The Art of the Estate Plan

So, is estate planning an art or a science? The Wall Street Journal finds today that "Estate Planning: It's an Art, Not a Science".  The article posits:

"It is logical that an estate plan should offer a clear map of what a person owns, but this isn't always the case. Sometimes that person doesn't have an accurate balance sheet to start with, and chooses not to update it or to share every detail. Bad communication between attorneys and advisers may also create trouble."

While I grant that all these things may be true, the article seems to miss the point that the creation of the estate plan is based on a snapshot in time.  Although the estate attorney will certainly discuss possible future events, nobody has a crystal ball, so it is impossible to know exactly what assets a person will have at the moment in time when they die, or even what the laws will be that affect those assets.

One other troubling point that I find is that the article seems to imply that there should be assets left when person dies. Many an estate planning attorney will tell you that the best estate plan is to spend all your money before you die; the problem of course being that we don't know exactly when that date is. Often times the client may have more wealth when they created an estate plan than they have when the plan is actually carried out. This is particularly true these days given the Great Precession. Remember that these are the person's assets to use as they see fit, desire, or need to until the point in time when they pass away; there is no right of inheritance.

So what must the most artfully designed estate plan contain? Two things: flexibility and clarity. One reason for working with an attorney to create an estate plan is to make sure that you've explored questions about the possible future so this flexibility can be built into your plan. What if you have less money? What if you have more? What if your children are 25 versus 35 versus 55? All of these things need to be considered.

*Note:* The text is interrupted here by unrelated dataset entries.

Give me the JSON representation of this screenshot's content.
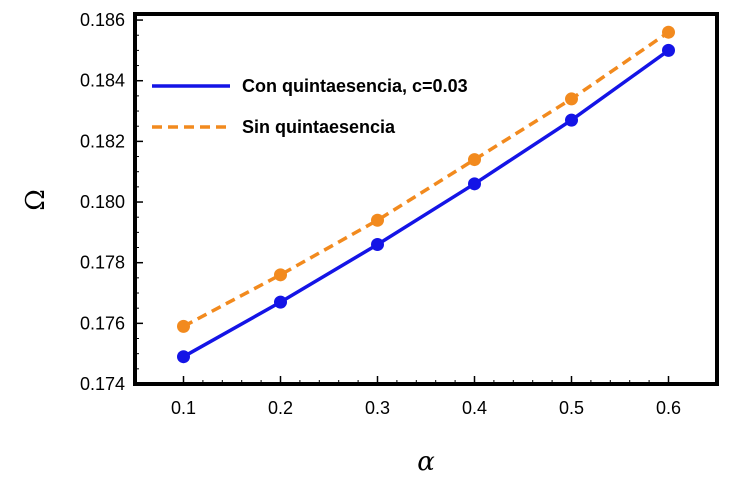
{
  "chart_data": {
    "type": "line",
    "title": "",
    "xlabel": "α",
    "ylabel": "Ω",
    "xlim": [
      0.05,
      0.65
    ],
    "ylim": [
      0.174,
      0.1862
    ],
    "x": [
      0.1,
      0.2,
      0.3,
      0.4,
      0.5,
      0.6
    ],
    "x_ticks": [
      0.1,
      0.2,
      0.3,
      0.4,
      0.5,
      0.6
    ],
    "x_tick_labels": [
      "0.1",
      "0.2",
      "0.3",
      "0.4",
      "0.5",
      "0.6"
    ],
    "y_ticks": [
      0.174,
      0.176,
      0.178,
      0.18,
      0.182,
      0.184,
      0.186
    ],
    "y_tick_labels": [
      "0.174",
      "0.176",
      "0.178",
      "0.180",
      "0.182",
      "0.184",
      "0.186"
    ],
    "grid": false,
    "legend_position": "top-left",
    "series": [
      {
        "name": "Con quintaesencia, c=0.03",
        "color": "#1414e6",
        "line_style": "solid",
        "marker": "circle",
        "values": [
          0.1749,
          0.1767,
          0.1786,
          0.1806,
          0.1827,
          0.185
        ]
      },
      {
        "name": "Sin quintaesencia",
        "color": "#f28a1e",
        "line_style": "dashed",
        "marker": "circle",
        "values": [
          0.1759,
          0.1776,
          0.1794,
          0.1814,
          0.1834,
          0.1856
        ]
      }
    ]
  }
}
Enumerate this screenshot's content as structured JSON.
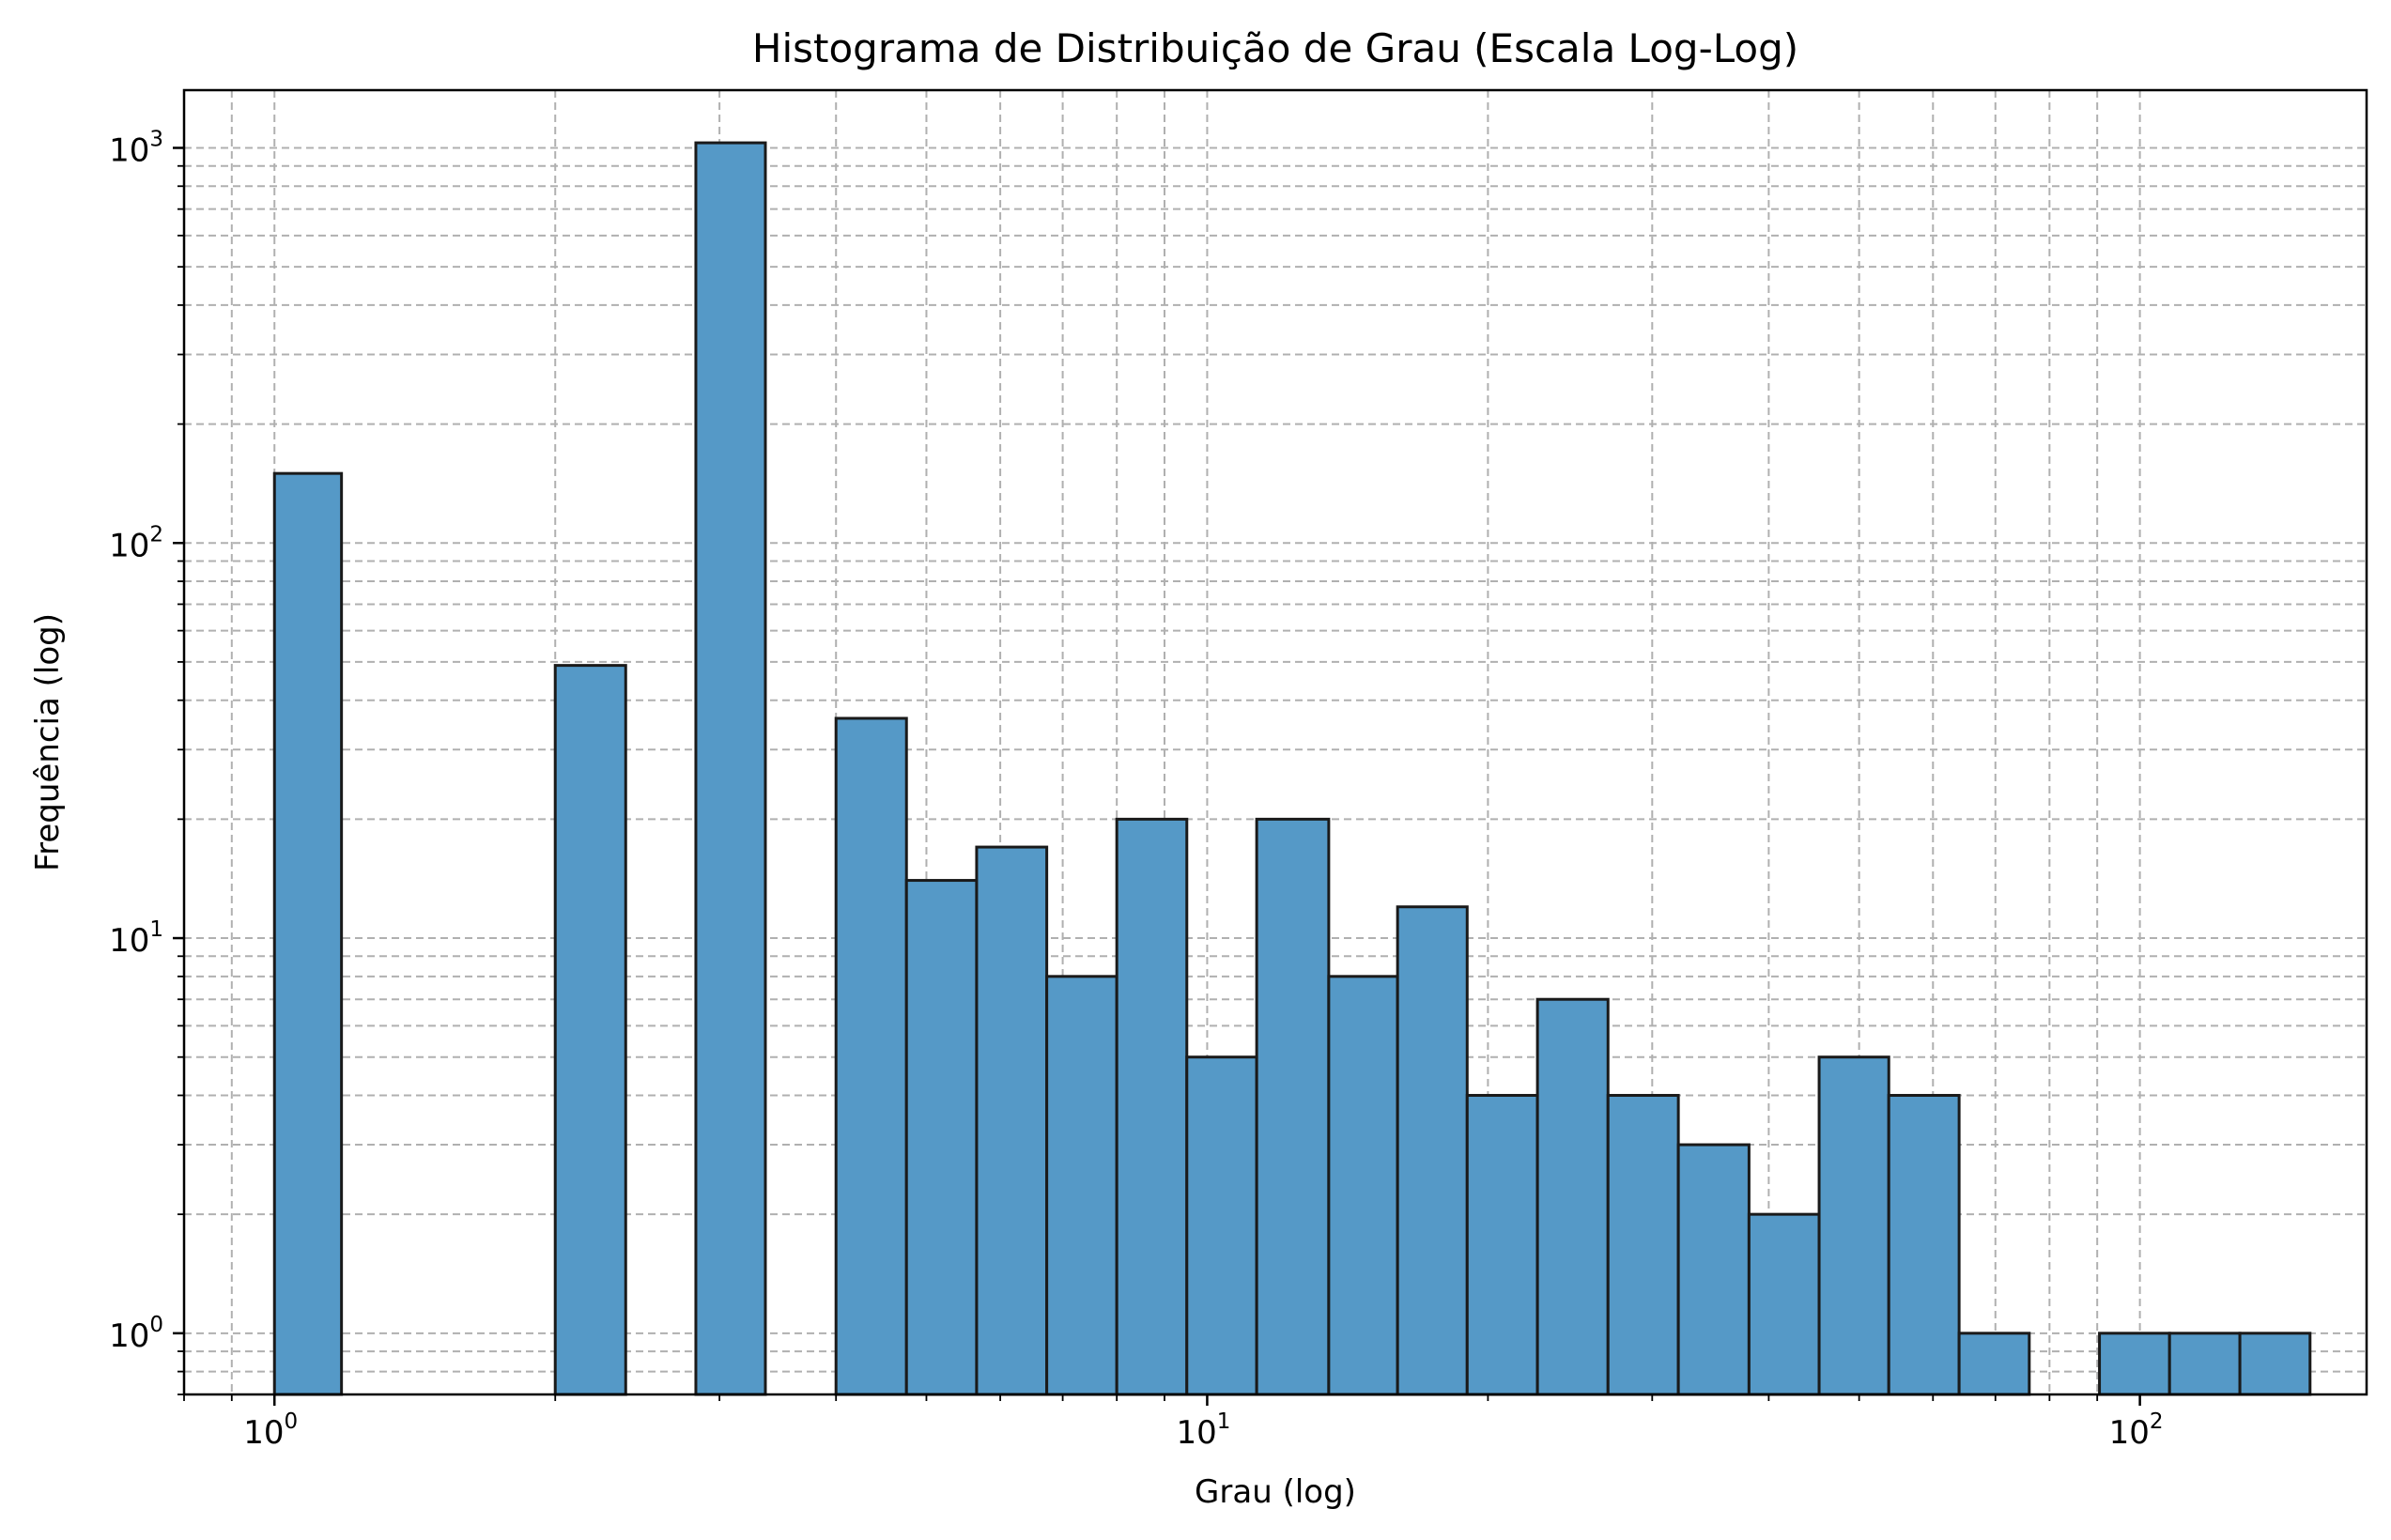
{
  "chart_data": {
    "type": "bar",
    "title": "Histograma de Distribuição de Grau (Escala Log-Log)",
    "xlabel": "Grau (log)",
    "ylabel": "Frequência (log)",
    "x_scale": "log",
    "y_scale": "log",
    "xlim": [
      0.8,
      175
    ],
    "ylim": [
      0.7,
      1400
    ],
    "grid": true,
    "grid_which": "both",
    "bar_color": "#5599c7",
    "edge_color": "#1a1a1a",
    "x_ticks": [
      {
        "base": "10",
        "exp": "0",
        "value": 1
      },
      {
        "base": "10",
        "exp": "1",
        "value": 10
      },
      {
        "base": "10",
        "exp": "2",
        "value": 100
      }
    ],
    "y_ticks": [
      {
        "base": "10",
        "exp": "0",
        "value": 1
      },
      {
        "base": "10",
        "exp": "1",
        "value": 10
      },
      {
        "base": "10",
        "exp": "2",
        "value": 100
      },
      {
        "base": "10",
        "exp": "3",
        "value": 1000
      }
    ],
    "bins": [
      {
        "left": 1.0,
        "right": 1.18,
        "count": 150
      },
      {
        "left": 1.18,
        "right": 1.4,
        "count": 0
      },
      {
        "left": 1.4,
        "right": 1.68,
        "count": 0
      },
      {
        "left": 1.68,
        "right": 2.0,
        "count": 0
      },
      {
        "left": 2.0,
        "right": 2.38,
        "count": 49
      },
      {
        "left": 2.38,
        "right": 2.83,
        "count": 0
      },
      {
        "left": 2.83,
        "right": 3.36,
        "count": 1030
      },
      {
        "left": 3.36,
        "right": 4.0,
        "count": 0
      },
      {
        "left": 4.0,
        "right": 4.76,
        "count": 36
      },
      {
        "left": 4.76,
        "right": 5.66,
        "count": 14
      },
      {
        "left": 5.66,
        "right": 6.73,
        "count": 17
      },
      {
        "left": 6.73,
        "right": 8.0,
        "count": 8
      },
      {
        "left": 8.0,
        "right": 9.51,
        "count": 20
      },
      {
        "left": 9.51,
        "right": 11.3,
        "count": 5
      },
      {
        "left": 11.3,
        "right": 13.5,
        "count": 20
      },
      {
        "left": 13.5,
        "right": 16.0,
        "count": 8
      },
      {
        "left": 16.0,
        "right": 19.0,
        "count": 12
      },
      {
        "left": 19.0,
        "right": 22.6,
        "count": 4
      },
      {
        "left": 22.6,
        "right": 26.9,
        "count": 7
      },
      {
        "left": 26.9,
        "right": 32.0,
        "count": 4
      },
      {
        "left": 32.0,
        "right": 38.1,
        "count": 3
      },
      {
        "left": 38.1,
        "right": 45.3,
        "count": 2
      },
      {
        "left": 45.3,
        "right": 53.8,
        "count": 5
      },
      {
        "left": 53.8,
        "right": 64.0,
        "count": 4
      },
      {
        "left": 64.0,
        "right": 76.1,
        "count": 1
      },
      {
        "left": 76.1,
        "right": 90.5,
        "count": 0
      },
      {
        "left": 90.5,
        "right": 107.6,
        "count": 1
      },
      {
        "left": 107.6,
        "right": 128.0,
        "count": 1
      },
      {
        "left": 128.0,
        "right": 152.2,
        "count": 1
      }
    ]
  }
}
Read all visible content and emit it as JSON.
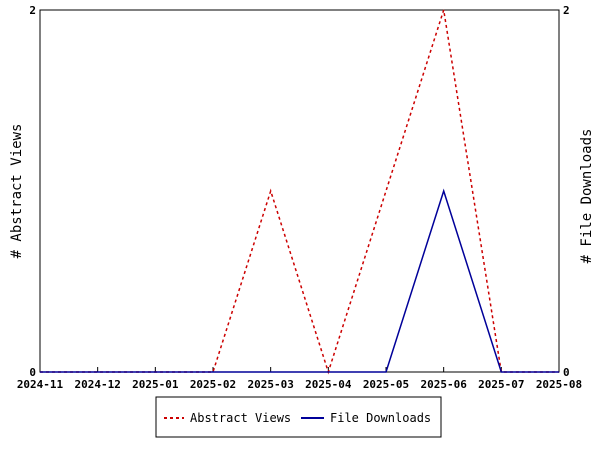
{
  "chart_data": {
    "type": "line",
    "x": [
      "2024-11",
      "2024-12",
      "2025-01",
      "2025-02",
      "2025-03",
      "2025-04",
      "2025-05",
      "2025-06",
      "2025-07",
      "2025-08"
    ],
    "ylabel_left": "# Abstract Views",
    "ylabel_right": "# File Downloads",
    "ylim_left": [
      0,
      2
    ],
    "ylim_right": [
      0,
      2
    ],
    "y_ticks_left": [
      "0",
      "2"
    ],
    "y_ticks_right": [
      "0",
      "2"
    ],
    "grid": false,
    "legend_position": "bottom",
    "series": [
      {
        "name": "Abstract Views",
        "axis": "left",
        "color": "#cc0000",
        "style": "dashed",
        "values": [
          0,
          0,
          0,
          0,
          1,
          0,
          1,
          2,
          0,
          0
        ]
      },
      {
        "name": "File Downloads",
        "axis": "right",
        "color": "#000099",
        "style": "solid",
        "values": [
          0,
          0,
          0,
          0,
          0,
          0,
          0,
          1,
          0,
          0
        ]
      }
    ]
  }
}
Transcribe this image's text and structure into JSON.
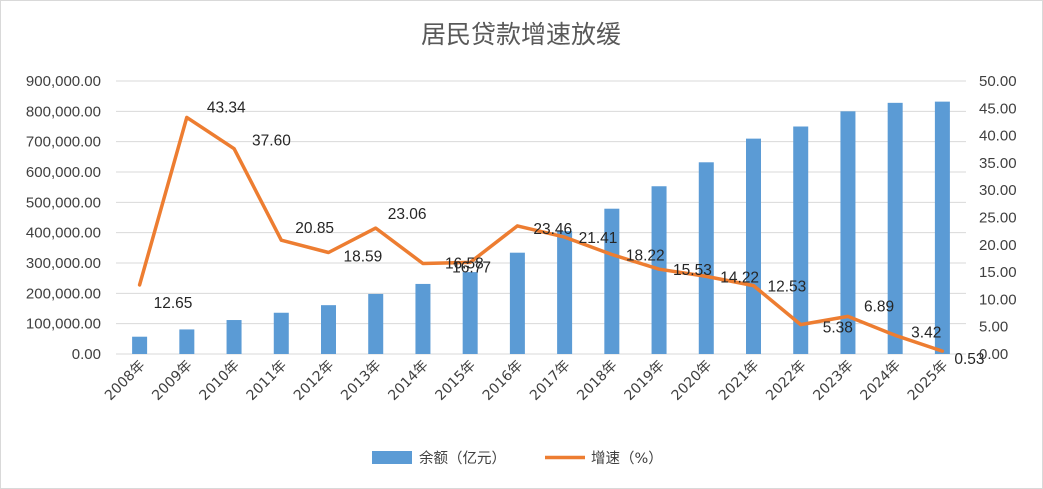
{
  "chart_data": {
    "type": "bar+line",
    "title": "居民贷款增速放缓",
    "categories": [
      "2008年",
      "2009年",
      "2010年",
      "2011年",
      "2012年",
      "2013年",
      "2014年",
      "2015年",
      "2016年",
      "2017年",
      "2018年",
      "2019年",
      "2020年",
      "2021年",
      "2022年",
      "2023年",
      "2024年",
      "2025年"
    ],
    "series": [
      {
        "name": "余额（亿元）",
        "type": "bar",
        "axis": "left",
        "color": "#5b9bd5",
        "values": [
          57000,
          81000,
          112000,
          136000,
          161000,
          198000,
          231000,
          270000,
          334000,
          405000,
          479000,
          553000,
          632000,
          710000,
          750000,
          800000,
          828000,
          832000
        ]
      },
      {
        "name": "增速（%）",
        "type": "line",
        "axis": "right",
        "color": "#ed7d31",
        "values": [
          12.65,
          43.34,
          37.6,
          20.85,
          18.59,
          23.06,
          16.58,
          16.77,
          23.46,
          21.41,
          18.22,
          15.53,
          14.22,
          12.53,
          5.38,
          6.89,
          3.42,
          0.53
        ],
        "labels": [
          "12.65",
          "43.34",
          "37.60",
          "20.85",
          "18.59",
          "23.06",
          "16.58",
          "16.77",
          "23.46",
          "21.41",
          "18.22",
          "15.53",
          "14.22",
          "12.53",
          "5.38",
          "6.89",
          "3.42",
          "0.53"
        ]
      }
    ],
    "y_left": {
      "min": 0,
      "max": 900000,
      "ticks": [
        "0.00",
        "100,000.00",
        "200,000.00",
        "300,000.00",
        "400,000.00",
        "500,000.00",
        "600,000.00",
        "700,000.00",
        "800,000.00",
        "900,000.00"
      ]
    },
    "y_right": {
      "min": 0,
      "max": 50,
      "ticks": [
        "0.00",
        "5.00",
        "10.00",
        "15.00",
        "20.00",
        "25.00",
        "30.00",
        "35.00",
        "40.00",
        "45.00",
        "50.00"
      ]
    },
    "grid": true,
    "legend_position": "bottom"
  }
}
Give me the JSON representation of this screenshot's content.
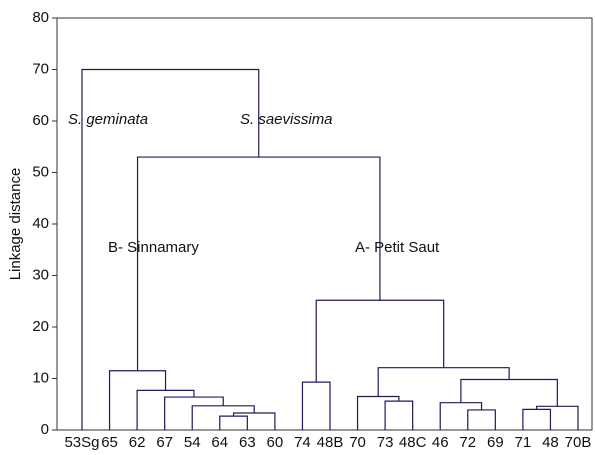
{
  "chart_data": {
    "type": "dendrogram",
    "ylabel": "Linkage distance",
    "ylim": [
      0,
      80
    ],
    "yticks": [
      0,
      10,
      20,
      30,
      40,
      50,
      60,
      70,
      80
    ],
    "color": "#1c1c5c",
    "annotations": [
      "S. geminata",
      "S. saevissima",
      "B- Sinnamary",
      "A- Petit Saut"
    ],
    "tree": {
      "height": 70,
      "children": [
        {
          "label": "53Sg"
        },
        {
          "height": 53,
          "children": [
            {
              "height": 11.5,
              "children": [
                {
                  "label": "65"
                },
                {
                  "height": 7.7,
                  "children": [
                    {
                      "label": "62"
                    },
                    {
                      "height": 6.4,
                      "children": [
                        {
                          "label": "67"
                        },
                        {
                          "height": 4.7,
                          "children": [
                            {
                              "label": "54"
                            },
                            {
                              "height": 3.3,
                              "children": [
                                {
                                  "height": 2.7,
                                  "children": [
                                    {
                                      "label": "64"
                                    },
                                    {
                                      "label": "63"
                                    }
                                  ]
                                },
                                {
                                  "label": "60"
                                }
                              ]
                            }
                          ]
                        }
                      ]
                    }
                  ]
                }
              ]
            },
            {
              "height": 25.2,
              "children": [
                {
                  "height": 9.3,
                  "children": [
                    {
                      "label": "74"
                    },
                    {
                      "label": "48B"
                    }
                  ]
                },
                {
                  "height": 12.1,
                  "children": [
                    {
                      "height": 6.5,
                      "children": [
                        {
                          "label": "70"
                        },
                        {
                          "height": 5.6,
                          "children": [
                            {
                              "label": "73"
                            },
                            {
                              "label": "48C"
                            }
                          ]
                        }
                      ]
                    },
                    {
                      "height": 9.8,
                      "children": [
                        {
                          "height": 5.3,
                          "children": [
                            {
                              "label": "46"
                            },
                            {
                              "height": 3.9,
                              "children": [
                                {
                                  "label": "72"
                                },
                                {
                                  "label": "69"
                                }
                              ]
                            }
                          ]
                        },
                        {
                          "height": 4.6,
                          "children": [
                            {
                              "height": 4.0,
                              "children": [
                                {
                                  "label": "71"
                                },
                                {
                                  "label": "48"
                                }
                              ]
                            },
                            {
                              "label": "70B"
                            }
                          ]
                        }
                      ]
                    }
                  ]
                }
              ]
            }
          ]
        }
      ]
    }
  }
}
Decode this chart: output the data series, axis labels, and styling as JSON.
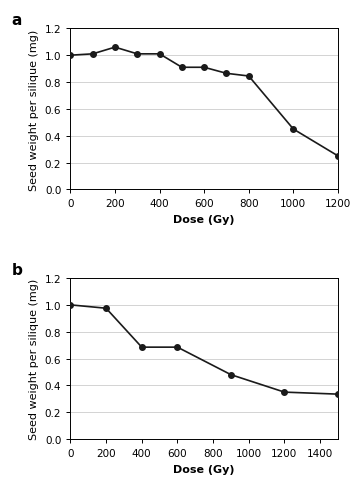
{
  "panel_a": {
    "label": "a",
    "x": [
      0,
      100,
      200,
      300,
      400,
      500,
      600,
      700,
      800,
      1000,
      1200
    ],
    "y": [
      1.0,
      1.01,
      1.06,
      1.01,
      1.01,
      0.91,
      0.91,
      0.865,
      0.845,
      0.45,
      0.25
    ],
    "xlim": [
      0,
      1200
    ],
    "xticks": [
      0,
      200,
      400,
      600,
      800,
      1000,
      1200
    ],
    "ylim": [
      0,
      1.2
    ],
    "yticks": [
      0,
      0.2,
      0.4,
      0.6,
      0.8,
      1.0,
      1.2
    ],
    "xlabel": "Dose (Gy)",
    "ylabel": "Seed weight per silique (mg)"
  },
  "panel_b": {
    "label": "b",
    "x": [
      0,
      200,
      400,
      600,
      900,
      1200,
      1500
    ],
    "y": [
      1.0,
      0.975,
      0.685,
      0.685,
      0.48,
      0.35,
      0.335
    ],
    "xlim": [
      0,
      1500
    ],
    "xticks": [
      0,
      200,
      400,
      600,
      800,
      1000,
      1200,
      1400
    ],
    "ylim": [
      0,
      1.2
    ],
    "yticks": [
      0,
      0.2,
      0.4,
      0.6,
      0.8,
      1.0,
      1.2
    ],
    "xlabel": "Dose (Gy)",
    "ylabel": "Seed weight per silique (mg)"
  },
  "line_color": "#1a1a1a",
  "marker": "o",
  "markersize": 4,
  "linewidth": 1.2,
  "label_fontsize": 8,
  "tick_fontsize": 7.5,
  "panel_label_fontsize": 11,
  "xlabel_fontweight": "bold",
  "background_color": "#ffffff",
  "grid_color": "#cccccc",
  "grid_linewidth": 0.6
}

A fair point made in the article is that many times the client doesn't understand their estate plan, even though they sign the documents.  While the actual documents themselves may contain "legalese" or significant and sometimes convoluted tax provisions, there is no reason why the attorney should not clearly communicate the structure of the estate plan to the client.  Our office prepares both a summary letter and a flowchart summarizing exactly what each client's estate plan contains. Many times I find that it's the flowchart that the client refers to year after year as we review their estate plan to make sure their wishes are still being carried out.